Natalee: I still feel that the logo is unfinished. I had so much insecurity and was always asking for feedback from the group on the smaller icons representing different disabilities within the logo. It is just really impossible to capture with symbols the full scope of disability. I had insecurity around which ones do I pick. It feels unfinished in that sense, but there’s something that feels normal about that too, that idea that how we understand disability is always changing and shifting, the semiotics and vocabulary is always changing. But we are being met with this very sterile, stiff, stick figure, wheelchair icon that is the umbrella symbol for a very diverse set of experiences. That relates to my own art practice, where I am trying to challenge sterility and unidimensionality around disability. So, I was just trying to take that symbol and transform it into something else, something more dynamic; make it a weird flower, almost like a Girl Scouts badge, throw some cute flowers in there, because it should be fun too. I think that we deserve more playfulness and sexiness and cuteness around our identities.
Is there anything that we haven’t talked about that you would like to add?
Natalee: When Quinn connected us with the leader from a previous iteration of the DSU, we were a little concerned because it faded out of existence due to the lack of interest and people willing to be signatories. We were worried, ‘What if when we all graduate, there’s not anybody who wants to put in the grueling labor to try to create momentum around organizing, getting together graphics, maintaining our Instagram, and organizing meetings.’ But there’s all these people who are similar to us; who are really hungry for community, who feel really alone navigating access and disability on campus, who have had unique hardships in interactions with students or faculty or through the accommodations process. I’m excited that we have grown in organizing power and numbers and as a community. That is very energizing for me. I’m able to step back a little bit and people are carrying it on.
Quinn: Lily Shaw passed away shortly after graduating from UCLA. I wish she could see how much her legacy has impacted students. Jim LeBrecht emailed us after Lily passed and donated to the fund for the disability cultural center and told us that he saw a lot of Judy Heumann in Lily, and Lily really looked up to Judy. When I took on the DSU, in the back of my mind, I always thought that Lily would be a text away to ask about what I should do, like going into super scary administration meetings. I don’t have anybody to really turn to when it comes to that, with somebody who’s been through that experience specifically. Selfishly, I would want her to still be here to coach me through things.

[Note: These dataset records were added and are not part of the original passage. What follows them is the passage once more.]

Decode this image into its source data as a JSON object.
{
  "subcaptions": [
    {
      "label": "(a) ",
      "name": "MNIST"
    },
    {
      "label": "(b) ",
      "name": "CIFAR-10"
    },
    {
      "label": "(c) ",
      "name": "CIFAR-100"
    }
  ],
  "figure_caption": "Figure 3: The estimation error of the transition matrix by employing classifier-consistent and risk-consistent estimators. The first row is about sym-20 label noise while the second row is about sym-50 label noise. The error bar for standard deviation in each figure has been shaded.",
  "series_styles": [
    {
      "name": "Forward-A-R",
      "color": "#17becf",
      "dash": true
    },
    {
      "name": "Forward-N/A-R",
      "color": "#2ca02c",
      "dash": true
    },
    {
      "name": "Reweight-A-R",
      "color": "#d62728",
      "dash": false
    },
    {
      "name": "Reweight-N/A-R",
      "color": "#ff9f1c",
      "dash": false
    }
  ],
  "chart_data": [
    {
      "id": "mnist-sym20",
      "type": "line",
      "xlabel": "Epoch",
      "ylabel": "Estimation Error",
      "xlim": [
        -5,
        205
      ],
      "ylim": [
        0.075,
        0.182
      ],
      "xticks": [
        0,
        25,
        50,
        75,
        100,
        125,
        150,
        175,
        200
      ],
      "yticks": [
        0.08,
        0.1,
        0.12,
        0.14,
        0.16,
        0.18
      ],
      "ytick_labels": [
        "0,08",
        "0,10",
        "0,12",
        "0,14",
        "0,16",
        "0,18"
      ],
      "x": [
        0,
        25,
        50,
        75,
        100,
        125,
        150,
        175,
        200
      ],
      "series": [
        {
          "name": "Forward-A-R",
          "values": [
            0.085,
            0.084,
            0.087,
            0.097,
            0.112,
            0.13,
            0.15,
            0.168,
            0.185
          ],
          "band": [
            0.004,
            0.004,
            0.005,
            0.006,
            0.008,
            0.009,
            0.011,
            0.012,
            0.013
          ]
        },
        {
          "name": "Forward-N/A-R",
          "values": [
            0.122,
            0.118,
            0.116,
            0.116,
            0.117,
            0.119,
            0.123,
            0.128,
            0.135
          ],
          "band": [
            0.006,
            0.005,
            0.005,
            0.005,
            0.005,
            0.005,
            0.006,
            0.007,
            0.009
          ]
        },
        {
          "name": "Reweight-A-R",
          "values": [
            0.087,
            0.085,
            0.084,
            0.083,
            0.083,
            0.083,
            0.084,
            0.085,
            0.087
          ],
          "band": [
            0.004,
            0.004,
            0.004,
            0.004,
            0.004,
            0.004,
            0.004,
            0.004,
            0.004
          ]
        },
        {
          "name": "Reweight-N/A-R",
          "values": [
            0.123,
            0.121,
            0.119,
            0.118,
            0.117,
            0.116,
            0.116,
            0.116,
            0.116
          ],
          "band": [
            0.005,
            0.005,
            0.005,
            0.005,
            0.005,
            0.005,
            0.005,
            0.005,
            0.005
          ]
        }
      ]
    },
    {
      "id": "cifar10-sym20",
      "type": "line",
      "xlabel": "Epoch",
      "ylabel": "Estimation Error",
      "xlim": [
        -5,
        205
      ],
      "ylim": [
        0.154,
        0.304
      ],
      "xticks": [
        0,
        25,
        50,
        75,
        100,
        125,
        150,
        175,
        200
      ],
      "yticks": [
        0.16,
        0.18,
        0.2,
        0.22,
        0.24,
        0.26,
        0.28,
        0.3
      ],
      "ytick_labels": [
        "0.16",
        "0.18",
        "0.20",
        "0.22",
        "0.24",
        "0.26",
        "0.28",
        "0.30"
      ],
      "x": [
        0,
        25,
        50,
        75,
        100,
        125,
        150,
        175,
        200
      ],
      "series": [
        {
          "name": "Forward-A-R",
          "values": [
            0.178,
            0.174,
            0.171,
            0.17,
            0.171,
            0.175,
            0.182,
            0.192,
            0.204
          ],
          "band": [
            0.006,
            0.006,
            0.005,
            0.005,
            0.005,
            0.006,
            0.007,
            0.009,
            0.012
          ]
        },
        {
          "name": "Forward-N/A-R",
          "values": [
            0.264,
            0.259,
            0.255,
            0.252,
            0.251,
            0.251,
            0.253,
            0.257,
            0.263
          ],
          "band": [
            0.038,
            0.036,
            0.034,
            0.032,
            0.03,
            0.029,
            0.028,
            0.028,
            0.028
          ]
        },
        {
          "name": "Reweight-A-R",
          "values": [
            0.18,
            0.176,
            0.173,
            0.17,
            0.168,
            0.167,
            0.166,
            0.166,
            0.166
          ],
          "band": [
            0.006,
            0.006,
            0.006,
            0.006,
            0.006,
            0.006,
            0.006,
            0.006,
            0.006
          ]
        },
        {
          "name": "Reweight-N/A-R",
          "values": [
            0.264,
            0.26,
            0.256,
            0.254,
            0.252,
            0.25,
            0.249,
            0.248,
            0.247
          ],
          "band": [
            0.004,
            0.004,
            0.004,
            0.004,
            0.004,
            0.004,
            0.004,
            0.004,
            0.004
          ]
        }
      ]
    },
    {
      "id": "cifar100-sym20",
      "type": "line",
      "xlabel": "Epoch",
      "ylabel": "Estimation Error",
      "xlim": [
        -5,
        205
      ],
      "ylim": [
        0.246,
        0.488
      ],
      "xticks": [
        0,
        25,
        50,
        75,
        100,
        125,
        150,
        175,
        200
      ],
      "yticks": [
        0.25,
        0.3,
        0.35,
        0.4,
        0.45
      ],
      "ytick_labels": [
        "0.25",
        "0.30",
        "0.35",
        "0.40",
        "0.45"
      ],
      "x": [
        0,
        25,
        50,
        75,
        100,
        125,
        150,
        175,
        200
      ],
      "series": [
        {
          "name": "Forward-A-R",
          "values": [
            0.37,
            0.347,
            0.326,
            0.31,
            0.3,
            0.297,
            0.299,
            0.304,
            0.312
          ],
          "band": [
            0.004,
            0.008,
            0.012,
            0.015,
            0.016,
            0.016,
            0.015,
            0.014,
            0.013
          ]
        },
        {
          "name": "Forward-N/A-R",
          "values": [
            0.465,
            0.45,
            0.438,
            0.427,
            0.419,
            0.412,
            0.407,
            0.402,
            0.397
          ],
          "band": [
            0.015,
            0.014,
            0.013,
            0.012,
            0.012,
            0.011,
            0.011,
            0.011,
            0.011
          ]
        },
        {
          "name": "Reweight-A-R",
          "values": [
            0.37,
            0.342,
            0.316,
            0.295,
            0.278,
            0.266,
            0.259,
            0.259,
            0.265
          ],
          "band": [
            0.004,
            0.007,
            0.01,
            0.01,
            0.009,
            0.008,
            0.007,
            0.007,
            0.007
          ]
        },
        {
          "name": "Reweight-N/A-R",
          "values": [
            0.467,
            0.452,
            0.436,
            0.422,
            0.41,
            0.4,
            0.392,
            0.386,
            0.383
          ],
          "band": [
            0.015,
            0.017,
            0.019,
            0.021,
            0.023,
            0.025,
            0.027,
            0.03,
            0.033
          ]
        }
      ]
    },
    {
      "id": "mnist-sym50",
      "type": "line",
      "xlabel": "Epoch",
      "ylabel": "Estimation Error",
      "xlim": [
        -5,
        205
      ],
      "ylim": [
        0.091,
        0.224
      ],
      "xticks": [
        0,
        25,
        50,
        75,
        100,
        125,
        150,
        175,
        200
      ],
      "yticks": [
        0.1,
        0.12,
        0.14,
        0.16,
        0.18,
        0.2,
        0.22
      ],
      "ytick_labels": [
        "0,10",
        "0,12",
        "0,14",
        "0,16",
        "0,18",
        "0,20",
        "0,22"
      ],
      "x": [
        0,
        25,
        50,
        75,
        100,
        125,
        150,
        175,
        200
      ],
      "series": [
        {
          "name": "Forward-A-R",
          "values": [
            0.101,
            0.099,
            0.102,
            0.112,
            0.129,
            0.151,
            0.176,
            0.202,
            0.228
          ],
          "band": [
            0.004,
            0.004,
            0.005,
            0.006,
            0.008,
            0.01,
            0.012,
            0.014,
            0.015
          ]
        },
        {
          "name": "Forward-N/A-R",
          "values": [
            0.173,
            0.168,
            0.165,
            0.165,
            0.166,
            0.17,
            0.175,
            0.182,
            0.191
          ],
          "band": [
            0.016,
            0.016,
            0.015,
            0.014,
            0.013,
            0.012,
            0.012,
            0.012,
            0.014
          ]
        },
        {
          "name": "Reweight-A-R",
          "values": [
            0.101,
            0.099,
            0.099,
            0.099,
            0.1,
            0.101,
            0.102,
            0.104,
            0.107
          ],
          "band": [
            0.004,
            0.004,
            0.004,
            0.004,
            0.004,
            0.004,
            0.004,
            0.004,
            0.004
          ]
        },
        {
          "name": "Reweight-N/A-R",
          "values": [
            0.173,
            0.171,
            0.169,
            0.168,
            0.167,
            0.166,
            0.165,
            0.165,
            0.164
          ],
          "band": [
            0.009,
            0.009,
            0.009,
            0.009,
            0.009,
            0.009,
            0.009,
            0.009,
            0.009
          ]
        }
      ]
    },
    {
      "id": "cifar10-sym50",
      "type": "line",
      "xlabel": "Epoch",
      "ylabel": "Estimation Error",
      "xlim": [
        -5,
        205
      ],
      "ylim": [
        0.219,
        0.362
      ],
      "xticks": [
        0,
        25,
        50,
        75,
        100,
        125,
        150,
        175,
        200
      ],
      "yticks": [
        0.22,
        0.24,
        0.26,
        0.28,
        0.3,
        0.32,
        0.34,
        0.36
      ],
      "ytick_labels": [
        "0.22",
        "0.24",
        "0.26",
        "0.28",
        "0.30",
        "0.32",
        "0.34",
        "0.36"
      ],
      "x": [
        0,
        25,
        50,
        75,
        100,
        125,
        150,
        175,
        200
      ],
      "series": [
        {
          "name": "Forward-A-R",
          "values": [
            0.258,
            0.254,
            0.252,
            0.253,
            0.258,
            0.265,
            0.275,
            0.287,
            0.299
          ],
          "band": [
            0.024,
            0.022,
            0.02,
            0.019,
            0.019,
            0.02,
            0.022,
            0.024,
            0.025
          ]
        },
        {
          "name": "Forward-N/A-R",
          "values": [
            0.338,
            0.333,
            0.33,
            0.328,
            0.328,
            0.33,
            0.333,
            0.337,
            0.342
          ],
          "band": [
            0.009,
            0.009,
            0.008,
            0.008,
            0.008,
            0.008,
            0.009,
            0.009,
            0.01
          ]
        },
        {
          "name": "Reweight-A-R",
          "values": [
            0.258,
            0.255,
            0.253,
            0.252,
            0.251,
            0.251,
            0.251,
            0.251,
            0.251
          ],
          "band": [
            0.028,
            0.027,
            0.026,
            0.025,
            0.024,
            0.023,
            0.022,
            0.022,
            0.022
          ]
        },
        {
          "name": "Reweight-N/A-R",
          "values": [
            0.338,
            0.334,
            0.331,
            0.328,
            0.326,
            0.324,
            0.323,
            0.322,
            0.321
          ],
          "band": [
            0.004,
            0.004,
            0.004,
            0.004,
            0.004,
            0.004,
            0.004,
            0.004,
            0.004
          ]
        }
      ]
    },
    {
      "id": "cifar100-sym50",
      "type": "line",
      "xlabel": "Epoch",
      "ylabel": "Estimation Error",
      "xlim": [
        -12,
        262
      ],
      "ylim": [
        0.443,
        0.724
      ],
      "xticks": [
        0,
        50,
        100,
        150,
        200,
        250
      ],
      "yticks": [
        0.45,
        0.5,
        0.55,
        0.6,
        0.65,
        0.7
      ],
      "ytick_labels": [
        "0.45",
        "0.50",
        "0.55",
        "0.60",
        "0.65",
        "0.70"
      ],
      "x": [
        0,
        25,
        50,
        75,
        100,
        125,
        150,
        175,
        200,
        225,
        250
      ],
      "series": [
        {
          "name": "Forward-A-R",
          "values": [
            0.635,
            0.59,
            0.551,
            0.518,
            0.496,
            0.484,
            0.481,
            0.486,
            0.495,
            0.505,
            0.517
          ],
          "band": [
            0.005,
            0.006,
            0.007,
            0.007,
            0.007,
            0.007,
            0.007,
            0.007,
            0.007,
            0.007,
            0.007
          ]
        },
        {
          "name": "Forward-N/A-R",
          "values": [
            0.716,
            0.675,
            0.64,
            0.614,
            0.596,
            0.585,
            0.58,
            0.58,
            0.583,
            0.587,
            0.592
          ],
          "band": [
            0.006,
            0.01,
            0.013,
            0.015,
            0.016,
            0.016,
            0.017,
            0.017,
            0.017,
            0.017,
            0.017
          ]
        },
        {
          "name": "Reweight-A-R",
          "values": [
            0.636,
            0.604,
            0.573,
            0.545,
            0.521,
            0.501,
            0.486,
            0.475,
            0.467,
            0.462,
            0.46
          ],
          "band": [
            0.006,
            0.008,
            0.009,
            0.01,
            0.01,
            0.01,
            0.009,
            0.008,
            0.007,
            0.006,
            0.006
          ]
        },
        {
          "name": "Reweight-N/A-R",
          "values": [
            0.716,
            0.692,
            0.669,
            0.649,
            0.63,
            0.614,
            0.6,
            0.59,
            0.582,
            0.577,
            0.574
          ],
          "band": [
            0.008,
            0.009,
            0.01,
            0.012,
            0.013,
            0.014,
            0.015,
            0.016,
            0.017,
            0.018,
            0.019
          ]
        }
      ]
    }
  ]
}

I’d never really intended to get this ingrained into everything, but Lily’s passing really set something within me where I felt like I needed to finish what she started. I could never have imagined this moment, where there is so much solidarity with this petition and we have a thousand followers on Instagram, graduate students involved on-campus, Jim LeBrecht actively involved in our activism. I don’t think Lily ever imagined it either. When I see first-years joining DSU, or I see the people that are probably going to take it over, the happiness that they feel because they found a community. I wish that, as a first-year, I could have walked around the activities fair and seen a table with other disabled students. I get emotional because I think it was something Lily was robbed of, a little bit, when she was here and the disabled community at UCLA didn’t exist. And now it does, and it’s really exciting to be able to be that person for other students. At moments like these, I really wish Lily was here to see it. I really wish she could have seen what was happening and how much her legacy has impacted students.